City needed to guard against over-confidence. Doncaster appeared lightweight in open play, but they underlined their prowess from set pieces again. Martis and Jamie McCombe were denied by frantic close range clearances.
The Canaries exuded defensive vulnerability despite the aerial presence of Ryan Bennett and Ward. Butterfield drove forward but the long range dip failed to match Tettey’s.
You sensed Hughton’s pre-match message had included the missive to adopt a shoot-on-sight policy on the evidence of the opening barrage. McCombe bailed out Rovers in stoppage time before the interval with a wonderful piece of anticipation to block Ward’s goalbound header from point blank range.
Norwich emerged unchanged after the interval, but injury intervened five minutes after the restart. Kane went down appearing to clutch his right ankle, before leaving the pitch on a stretcher.

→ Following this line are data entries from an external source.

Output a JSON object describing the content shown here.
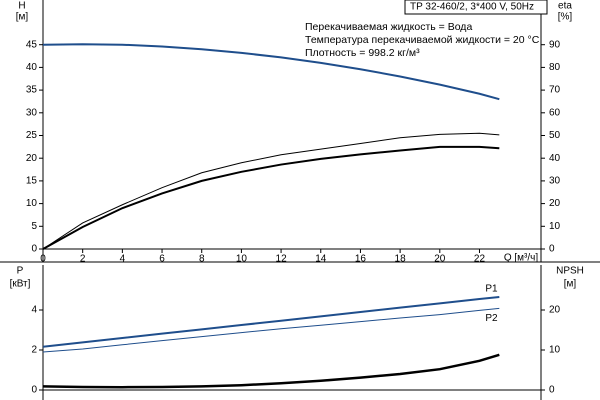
{
  "chart_data": [
    {
      "type": "line",
      "title": "TP 32-460/2, 3*400 V, 50Hz",
      "annotations": [
        "Перекачиваемая жидкость = Вода",
        "Температура перекачиваемой жидкости = 20 °C",
        "Плотность = 998.2 кг/м³"
      ],
      "xlabel": "Q [м³/ч]",
      "ylabel": "H",
      "ylabel_unit": "[м]",
      "y2label": "eta",
      "y2label_unit": "[%]",
      "x": [
        0,
        2,
        4,
        6,
        8,
        10,
        12,
        14,
        16,
        18,
        20,
        22,
        23
      ],
      "xlim": [
        0,
        25
      ],
      "xticks": [
        0,
        2,
        4,
        6,
        8,
        10,
        12,
        14,
        16,
        18,
        20,
        22
      ],
      "ylim": [
        0,
        50
      ],
      "yticks": [
        0,
        5,
        10,
        15,
        20,
        25,
        30,
        35,
        40,
        45
      ],
      "y2lim": [
        0,
        100
      ],
      "y2ticks": [
        0,
        10,
        20,
        30,
        40,
        50,
        60,
        70,
        80,
        90
      ],
      "series": [
        {
          "color": "#1f4e8c",
          "linewidth": 2,
          "values": [
            45,
            45.1,
            45,
            44.6,
            44,
            43.2,
            42.2,
            41,
            39.6,
            38,
            36.2,
            34.2,
            33
          ]
        },
        {
          "color": "#000000",
          "linewidth": 1,
          "axis": "y2",
          "values": [
            0,
            11.5,
            19.5,
            27,
            33.6,
            38,
            41.5,
            44,
            46.5,
            49,
            50.5,
            51,
            50.3
          ]
        },
        {
          "color": "#000000",
          "linewidth": 2,
          "axis": "y2",
          "values": [
            0,
            9.7,
            18,
            24.5,
            30,
            34,
            37.2,
            39.7,
            41.7,
            43.4,
            45,
            45,
            44.4
          ]
        }
      ]
    },
    {
      "type": "line",
      "ylabel": "P",
      "ylabel_unit": "[кВт]",
      "y2label": "NPSH",
      "y2label_unit": "[м]",
      "x": [
        0,
        2,
        4,
        6,
        8,
        10,
        12,
        14,
        16,
        18,
        20,
        22,
        23
      ],
      "xlim": [
        0,
        25
      ],
      "ylim": [
        0,
        6
      ],
      "yticks": [
        0,
        2,
        4
      ],
      "y2lim": [
        0,
        30
      ],
      "y2ticks": [
        0,
        10,
        20
      ],
      "series": [
        {
          "name": "P1",
          "color": "#1f4e8c",
          "linewidth": 2,
          "values": [
            2.16,
            2.38,
            2.6,
            2.82,
            3.03,
            3.25,
            3.46,
            3.68,
            3.9,
            4.12,
            4.33,
            4.55,
            4.65
          ]
        },
        {
          "name": "P2",
          "color": "#1f4e8c",
          "linewidth": 1,
          "values": [
            1.9,
            2.05,
            2.26,
            2.47,
            2.67,
            2.87,
            3.06,
            3.24,
            3.42,
            3.6,
            3.77,
            3.98,
            4.08
          ]
        },
        {
          "color": "#000000",
          "linewidth": 2.5,
          "axis": "y2",
          "values": [
            0.9,
            0.75,
            0.7,
            0.75,
            0.9,
            1.2,
            1.7,
            2.3,
            3.1,
            4,
            5.2,
            7.3,
            8.8
          ]
        }
      ]
    }
  ]
}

Simeon Jackson’s introduction met with approval from the home ranks and Gary Woods was forced to deny City’s new look strike pair twice in the space of seconds – batting away Holt’s vicious swinging half-volley before parrying Jackson’s follow up. Saunders tried to respond. Former Norwich striker Chris Brown was given the chance to write a postscript to his Canary career. Kyle Bennett followed in a familial match-up alongside his older brother down Doncaster’s left flank.
Gary Woods acrobatically denied Holt with a one-handed mid-air save then Holt turned provider for Jackson who struck the side netting as Hughton’s side attempted to avoid a tense finale.
City looked to have navigated the final quarter without any real alarms until James Husband burst down the flank in the 87th minute to cut back a wonderful ball David Syers could only scuff skywards at the far post four yards out.
You could almost picture Bond turning to his long time assistant Ken Brown in the home dug-out and raising a look to the heavens in gratitude. No, thank you John Bond. Rest in peace.